Time for a minivan? Your pension and your children
Having a child is a life-changing event that brings new responsibilities. It's a good time to consider some work and pension–related issues, from buying back service for time off to working part time and updating your pension beneficiary information.
Top up your pension
When you take time off work to look after your child, you won’t be receiving your regular salary or contributing to your pension. This will affect your current income and your pension when you retire. Remember, your pension is calculated based on your years of pensionable service and the average of your five highest years of salary. The more pensionable service you have, the greater your pension.
Although you normally accumulate pensionable service by working and contributing to BC's Public Service Pension Plan, you can also buy back service for an approved maternity, parental or adoption leave.
When you apply to buy back service, the cost is calculated using the length of your leave, employee and employer contribution rates, and your full-time equivalent salary. You’ll be responsible for paying your employee share, and your employer will pay its share. Sign in to My Account and use the personalized purchase cost estimator to see how much buying your service might cost.

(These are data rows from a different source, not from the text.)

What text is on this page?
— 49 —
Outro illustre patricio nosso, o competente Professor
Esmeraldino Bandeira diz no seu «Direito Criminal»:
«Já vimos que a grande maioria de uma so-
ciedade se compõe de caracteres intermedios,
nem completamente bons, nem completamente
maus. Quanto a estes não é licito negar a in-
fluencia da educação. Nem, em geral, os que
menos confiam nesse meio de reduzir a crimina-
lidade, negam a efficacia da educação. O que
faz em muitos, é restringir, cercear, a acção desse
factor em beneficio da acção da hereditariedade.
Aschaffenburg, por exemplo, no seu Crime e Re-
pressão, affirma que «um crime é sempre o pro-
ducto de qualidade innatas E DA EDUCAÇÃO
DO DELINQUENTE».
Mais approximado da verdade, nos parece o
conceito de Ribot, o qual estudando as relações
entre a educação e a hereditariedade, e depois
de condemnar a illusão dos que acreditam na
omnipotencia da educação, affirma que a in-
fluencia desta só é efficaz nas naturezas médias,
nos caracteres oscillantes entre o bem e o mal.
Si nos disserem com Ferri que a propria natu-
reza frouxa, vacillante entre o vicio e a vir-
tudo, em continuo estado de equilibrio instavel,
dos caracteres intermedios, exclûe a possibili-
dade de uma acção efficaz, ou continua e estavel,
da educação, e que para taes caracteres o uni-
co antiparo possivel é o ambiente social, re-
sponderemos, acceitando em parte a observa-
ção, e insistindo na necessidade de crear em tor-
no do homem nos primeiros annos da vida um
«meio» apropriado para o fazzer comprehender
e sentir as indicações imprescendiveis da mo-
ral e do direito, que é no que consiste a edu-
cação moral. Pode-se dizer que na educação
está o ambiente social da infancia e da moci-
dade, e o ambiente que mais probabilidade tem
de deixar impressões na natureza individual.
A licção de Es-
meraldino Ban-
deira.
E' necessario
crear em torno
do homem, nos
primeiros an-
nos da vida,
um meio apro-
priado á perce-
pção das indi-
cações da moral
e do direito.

You must meet pension plan rules criteria and timelines. For example, you must apply to buy service for a leave within five years of the end of that leave or before you end your job with your employer, whichever comes first. The Income Tax Act has its own rules as well.
Returning to work part time?
If you return to work part time after a leave, you'll start contributing to the plan again. Your pension contributions and pensionable service will be adjusted to reflect your part-time salary.
Not coming back to work?
If you decide not to return to work after a leave and want to buy service, you must apply while you're still on leave and before you end your job.
Protecting your beneficiaries
Your pension may provide some financial security for your family when you die. If you have a spouse, they are automatically your beneficiary and will receive your pension benefit. If you have a child, you may want to name them as an alternate beneficiary in case your spouse also dies or to provide for your child on your death.
If you have a spouse and wish to name your child as a primary beneficiary, your spouse will have to give up their right as beneficiary of your pension. If your child is under age 19, you can name a trustee for your beneficiary to manage the pension on their behalf.
You may wish to speak with a legal professional about your will, your pension options and protecting your family.
Planning for your new future
Having a child is one of life’s most significant and exciting events. As with other major changes in your life, it’s wise to take a few moments to review your financial situation; you may wish to consult an independent financial adviser about your options.